Background and research

The EmTech MIT conference had gone through many brand iterations throughout its history, and its latest one built heavily on the past: the trademark red color and square brick were to remain.

Examples of older creative

As a starting point, I gathered the elements that already existed and would not change: The logo (updated to coincide with the rebrand), the color palette, and the new institutional font.

Existing creative assets
 

Enter the wave

The animated EmTech Wave

To these, I added a new element: The wave. The EmTech wave represents the ever-changing and evolving technological landscape and the conference’s place at the forefront of these emerging technologies. It adds further visual distinction to the above set of givens, and to function as a mnemonic across all executions of the brand.

A palette of static waves was created to give a visual diversity to print communications, and it also appears in motion digitally.

 

After the wave

Magazine spread advertisement

With a solid toolbox of elements decided upon, I was able to execute a suite of distinctive and impactful collateral and advertising assets. By applying a simple color wash, photos that come from various sources now work together seamlessly as parts of a singular family.

Magazine advertisements

“Kyle standardized the look and feel of our designs, and he created assets that were user-friendly and allowed us (a team of non designers!) to scale and update as needed.”

—Nicole Silva, MIT Technology Review Director of events

Website layout (Desktop)
Website layout (Mobile)

The website template was completely overhauled, putting more of an emphasis on acquisition of new attendees instead of its previous focus on the education of already-converted ticketbuyers. New attention was also placed on the mobile expression of the website to make it an equally compelling experience to that on desktop.
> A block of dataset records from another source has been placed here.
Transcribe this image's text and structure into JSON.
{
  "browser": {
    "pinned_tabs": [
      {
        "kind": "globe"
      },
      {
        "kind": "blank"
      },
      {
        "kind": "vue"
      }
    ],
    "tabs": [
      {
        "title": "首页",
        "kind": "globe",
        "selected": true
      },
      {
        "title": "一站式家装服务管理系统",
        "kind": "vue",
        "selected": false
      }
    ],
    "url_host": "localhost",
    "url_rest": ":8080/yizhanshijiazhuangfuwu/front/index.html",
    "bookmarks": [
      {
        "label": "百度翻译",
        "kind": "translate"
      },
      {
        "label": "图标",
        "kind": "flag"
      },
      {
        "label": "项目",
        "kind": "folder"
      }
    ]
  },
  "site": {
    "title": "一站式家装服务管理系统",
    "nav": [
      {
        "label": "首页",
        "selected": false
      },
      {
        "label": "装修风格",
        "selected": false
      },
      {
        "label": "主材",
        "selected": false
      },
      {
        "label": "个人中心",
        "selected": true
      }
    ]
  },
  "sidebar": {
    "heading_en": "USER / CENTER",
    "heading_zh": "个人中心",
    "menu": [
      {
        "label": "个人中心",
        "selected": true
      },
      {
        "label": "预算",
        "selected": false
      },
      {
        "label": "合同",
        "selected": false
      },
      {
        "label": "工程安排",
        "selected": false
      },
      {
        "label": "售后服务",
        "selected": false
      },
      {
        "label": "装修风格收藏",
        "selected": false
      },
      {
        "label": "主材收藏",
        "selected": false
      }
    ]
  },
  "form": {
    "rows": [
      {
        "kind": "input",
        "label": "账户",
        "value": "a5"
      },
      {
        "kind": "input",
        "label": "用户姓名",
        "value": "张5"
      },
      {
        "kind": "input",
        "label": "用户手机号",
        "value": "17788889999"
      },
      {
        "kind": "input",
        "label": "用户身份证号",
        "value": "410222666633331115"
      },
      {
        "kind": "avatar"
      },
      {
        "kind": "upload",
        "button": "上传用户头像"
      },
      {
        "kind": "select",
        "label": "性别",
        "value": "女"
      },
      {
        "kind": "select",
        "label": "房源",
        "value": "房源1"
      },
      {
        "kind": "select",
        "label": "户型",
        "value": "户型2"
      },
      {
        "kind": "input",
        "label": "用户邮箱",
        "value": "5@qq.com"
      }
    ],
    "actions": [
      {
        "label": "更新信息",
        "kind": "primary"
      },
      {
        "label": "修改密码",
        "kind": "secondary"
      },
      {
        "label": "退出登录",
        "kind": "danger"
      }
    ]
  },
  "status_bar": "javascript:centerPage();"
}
Content that is only of value to future attendees (e.g., venue information, detailed agenda information) was de-emphasized or moved to sub-pages, and content of value to the as-yet unconverted (e.g., thematic language, star speakers, pull quotes) was put at the forefront. The ticket-buying experience was also made more clear.

Social tiles
Animated logo
Projection design
Video sizzle reel
Onsite modular signage system
 

Conclusions

Following the launch of the new EmTech brand, social media impressions and website visits for the event hit record highs.

The success of this event’s branding was expanded to the other events in MIT Technology Review’s portfolio: EmTech Next, EmTech Digital, and Future Compute; and localized brand standards guides were developed for international presenters of versions of all of these events around the globe.